At the end of it all, the first prize went to Rose and her Sheltie with a 195, second was to another Ssheltie and I didn’t hear the score, and 3rd and 4th had a run-off at 186. My instructor, Joann, won 3rd with her standard Poodle and 4th went to the Collie and her handler. Lil, who had been at the M&M rehearsal with us! I was the only other qualifier. So five of us came out of it today. And three of us in that group got our CDs.
When the judge gave me my score, OK, have you been waiting for this, 174.5, (170 is passing), she asked me if Baby had Greyhound in her. Now to this very moment I am wondering if that was a trick question. You know, the AKC does not allow mixed breeds to show, and by no means is Baby anything but 100% Dobie, so I had a brain freeze. I said, “No,” I wanted to say that all Dobies have Greyhound in them because that’s one of the breeds Herr Dobermann used to produce this breed, but it didn’t come out. Instead, I just stood there bewildered with the motivation behind that question. Maybe she lost herself. She had told me she was 76 when she told me her hair was its natural red color. Did I mention I had thought about saying, “My mom had been 76 when she died?” But I thought better of that.

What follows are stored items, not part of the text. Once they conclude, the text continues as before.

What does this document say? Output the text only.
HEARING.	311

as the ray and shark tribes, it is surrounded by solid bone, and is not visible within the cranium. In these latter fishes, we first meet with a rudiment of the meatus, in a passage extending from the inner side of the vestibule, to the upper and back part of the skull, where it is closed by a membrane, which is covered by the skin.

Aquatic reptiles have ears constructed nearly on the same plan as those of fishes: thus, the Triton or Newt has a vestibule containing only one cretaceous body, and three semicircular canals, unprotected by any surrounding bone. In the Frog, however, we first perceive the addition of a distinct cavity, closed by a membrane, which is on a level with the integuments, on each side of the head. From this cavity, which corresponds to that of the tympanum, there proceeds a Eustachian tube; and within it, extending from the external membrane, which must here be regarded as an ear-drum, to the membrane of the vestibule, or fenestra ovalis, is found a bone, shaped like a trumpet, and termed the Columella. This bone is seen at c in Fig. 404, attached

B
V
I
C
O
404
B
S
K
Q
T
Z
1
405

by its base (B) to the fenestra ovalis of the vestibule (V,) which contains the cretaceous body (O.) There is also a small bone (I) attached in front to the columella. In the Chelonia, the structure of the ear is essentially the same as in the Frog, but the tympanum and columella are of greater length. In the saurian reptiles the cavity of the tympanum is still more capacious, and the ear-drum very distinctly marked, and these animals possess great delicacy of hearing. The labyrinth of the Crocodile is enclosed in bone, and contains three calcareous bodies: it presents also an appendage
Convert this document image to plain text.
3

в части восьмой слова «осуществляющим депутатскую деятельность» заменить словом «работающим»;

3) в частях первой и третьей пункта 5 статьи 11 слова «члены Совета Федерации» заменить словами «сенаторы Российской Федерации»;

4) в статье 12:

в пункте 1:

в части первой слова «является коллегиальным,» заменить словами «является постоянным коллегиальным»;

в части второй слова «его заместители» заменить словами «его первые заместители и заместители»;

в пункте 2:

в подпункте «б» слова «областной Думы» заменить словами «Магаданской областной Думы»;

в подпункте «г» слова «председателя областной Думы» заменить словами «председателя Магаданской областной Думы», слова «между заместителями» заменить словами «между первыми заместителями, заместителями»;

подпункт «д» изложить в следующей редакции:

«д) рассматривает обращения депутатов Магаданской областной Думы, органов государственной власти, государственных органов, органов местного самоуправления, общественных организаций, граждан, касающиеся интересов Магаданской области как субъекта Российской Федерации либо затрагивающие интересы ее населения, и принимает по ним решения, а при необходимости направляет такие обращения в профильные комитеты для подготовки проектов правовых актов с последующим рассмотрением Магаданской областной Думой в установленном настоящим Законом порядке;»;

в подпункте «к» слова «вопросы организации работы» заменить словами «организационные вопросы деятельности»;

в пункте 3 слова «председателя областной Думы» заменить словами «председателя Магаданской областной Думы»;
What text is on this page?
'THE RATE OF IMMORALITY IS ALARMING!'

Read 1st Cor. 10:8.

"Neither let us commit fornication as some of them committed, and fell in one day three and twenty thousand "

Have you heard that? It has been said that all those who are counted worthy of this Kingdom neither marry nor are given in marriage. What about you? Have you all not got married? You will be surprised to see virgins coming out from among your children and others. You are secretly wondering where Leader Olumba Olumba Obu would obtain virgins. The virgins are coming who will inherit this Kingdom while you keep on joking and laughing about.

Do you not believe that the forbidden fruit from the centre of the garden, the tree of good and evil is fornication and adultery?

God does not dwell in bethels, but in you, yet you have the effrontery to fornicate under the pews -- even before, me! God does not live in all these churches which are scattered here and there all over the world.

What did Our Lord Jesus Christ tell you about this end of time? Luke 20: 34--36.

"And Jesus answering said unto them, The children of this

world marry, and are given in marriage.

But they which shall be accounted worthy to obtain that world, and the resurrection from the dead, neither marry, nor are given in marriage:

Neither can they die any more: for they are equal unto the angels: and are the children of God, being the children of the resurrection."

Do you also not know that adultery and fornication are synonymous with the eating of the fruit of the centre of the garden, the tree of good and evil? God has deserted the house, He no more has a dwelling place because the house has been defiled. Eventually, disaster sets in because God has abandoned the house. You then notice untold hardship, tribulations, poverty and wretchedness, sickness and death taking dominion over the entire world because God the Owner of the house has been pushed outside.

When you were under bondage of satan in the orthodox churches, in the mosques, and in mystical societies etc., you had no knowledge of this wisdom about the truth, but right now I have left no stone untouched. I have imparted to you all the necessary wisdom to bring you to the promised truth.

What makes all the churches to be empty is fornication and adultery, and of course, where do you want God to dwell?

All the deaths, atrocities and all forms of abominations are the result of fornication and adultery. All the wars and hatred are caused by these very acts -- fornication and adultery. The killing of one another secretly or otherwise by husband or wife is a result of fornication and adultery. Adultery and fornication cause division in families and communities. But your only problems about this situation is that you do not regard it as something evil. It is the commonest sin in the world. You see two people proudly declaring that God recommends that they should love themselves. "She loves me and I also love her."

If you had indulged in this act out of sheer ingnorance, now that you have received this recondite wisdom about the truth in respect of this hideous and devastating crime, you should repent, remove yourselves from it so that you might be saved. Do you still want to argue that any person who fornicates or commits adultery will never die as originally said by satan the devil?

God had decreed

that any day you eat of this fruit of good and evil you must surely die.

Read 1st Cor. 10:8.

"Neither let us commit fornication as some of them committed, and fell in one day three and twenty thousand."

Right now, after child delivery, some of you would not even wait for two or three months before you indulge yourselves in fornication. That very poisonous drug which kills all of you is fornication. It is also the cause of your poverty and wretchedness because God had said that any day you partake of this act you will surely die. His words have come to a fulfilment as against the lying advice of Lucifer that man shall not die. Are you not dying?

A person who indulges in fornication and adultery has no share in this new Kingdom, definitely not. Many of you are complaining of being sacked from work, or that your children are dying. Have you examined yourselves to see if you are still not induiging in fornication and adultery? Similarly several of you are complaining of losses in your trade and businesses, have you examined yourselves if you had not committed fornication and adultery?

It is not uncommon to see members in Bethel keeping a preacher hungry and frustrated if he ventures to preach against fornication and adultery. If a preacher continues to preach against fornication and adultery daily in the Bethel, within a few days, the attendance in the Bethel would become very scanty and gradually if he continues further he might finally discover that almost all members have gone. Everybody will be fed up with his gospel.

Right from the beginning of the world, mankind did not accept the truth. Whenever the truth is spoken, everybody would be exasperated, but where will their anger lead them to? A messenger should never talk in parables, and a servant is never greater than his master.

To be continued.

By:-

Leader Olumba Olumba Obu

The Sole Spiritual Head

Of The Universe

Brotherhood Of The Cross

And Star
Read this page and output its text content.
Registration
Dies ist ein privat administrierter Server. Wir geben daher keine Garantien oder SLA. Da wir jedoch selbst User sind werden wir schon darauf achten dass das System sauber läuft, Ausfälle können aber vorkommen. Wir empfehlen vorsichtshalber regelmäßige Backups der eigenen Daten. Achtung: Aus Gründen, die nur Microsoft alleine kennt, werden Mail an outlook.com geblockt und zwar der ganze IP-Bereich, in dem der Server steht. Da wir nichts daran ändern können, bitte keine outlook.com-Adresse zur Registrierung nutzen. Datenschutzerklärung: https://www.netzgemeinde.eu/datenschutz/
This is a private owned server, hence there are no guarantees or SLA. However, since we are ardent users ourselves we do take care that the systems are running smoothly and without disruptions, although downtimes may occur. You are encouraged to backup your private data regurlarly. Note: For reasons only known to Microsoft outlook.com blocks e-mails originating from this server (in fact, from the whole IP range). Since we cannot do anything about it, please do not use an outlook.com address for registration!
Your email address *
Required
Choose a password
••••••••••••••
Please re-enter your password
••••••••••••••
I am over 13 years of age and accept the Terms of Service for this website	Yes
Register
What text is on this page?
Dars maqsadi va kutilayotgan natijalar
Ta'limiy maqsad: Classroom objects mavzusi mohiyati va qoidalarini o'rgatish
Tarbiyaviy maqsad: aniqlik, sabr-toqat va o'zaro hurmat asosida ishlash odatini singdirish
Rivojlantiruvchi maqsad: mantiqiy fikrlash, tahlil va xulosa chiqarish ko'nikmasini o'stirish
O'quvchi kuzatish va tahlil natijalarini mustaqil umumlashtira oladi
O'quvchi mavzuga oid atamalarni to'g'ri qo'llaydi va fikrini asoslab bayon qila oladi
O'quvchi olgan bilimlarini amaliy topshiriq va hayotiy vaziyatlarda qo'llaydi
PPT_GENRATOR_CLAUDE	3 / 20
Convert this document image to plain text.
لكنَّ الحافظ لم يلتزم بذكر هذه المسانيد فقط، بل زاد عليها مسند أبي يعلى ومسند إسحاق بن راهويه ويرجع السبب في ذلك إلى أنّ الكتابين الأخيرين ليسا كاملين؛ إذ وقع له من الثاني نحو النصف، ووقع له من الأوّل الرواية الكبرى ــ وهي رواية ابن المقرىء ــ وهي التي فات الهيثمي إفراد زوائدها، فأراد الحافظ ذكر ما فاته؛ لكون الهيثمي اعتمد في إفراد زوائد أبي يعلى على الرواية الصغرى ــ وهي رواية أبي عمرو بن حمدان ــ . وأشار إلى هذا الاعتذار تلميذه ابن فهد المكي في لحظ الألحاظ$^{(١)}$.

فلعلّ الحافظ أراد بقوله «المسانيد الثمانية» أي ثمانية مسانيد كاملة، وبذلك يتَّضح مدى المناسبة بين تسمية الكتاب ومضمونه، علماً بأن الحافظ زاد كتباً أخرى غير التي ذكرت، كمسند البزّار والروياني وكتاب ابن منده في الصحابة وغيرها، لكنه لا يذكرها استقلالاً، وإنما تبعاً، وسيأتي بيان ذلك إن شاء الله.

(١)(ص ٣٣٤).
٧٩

So I was at another threshhold I thought better of crossing and decided to just keep quiet.
So, Baby and I have finished our journey to our CD, and I never did get it together to buy a raffle ticket today. Meanwhile, Baby is entered in the Palm Beach trials next month. I don’t know if I want to resent the phone ringing on another Saturday morning or to go “just for fun.” It would be a different experience to go with a DoberDiva who has taught me not to expect anything, especially when expecting anything from her in the ring now would be inconsequential.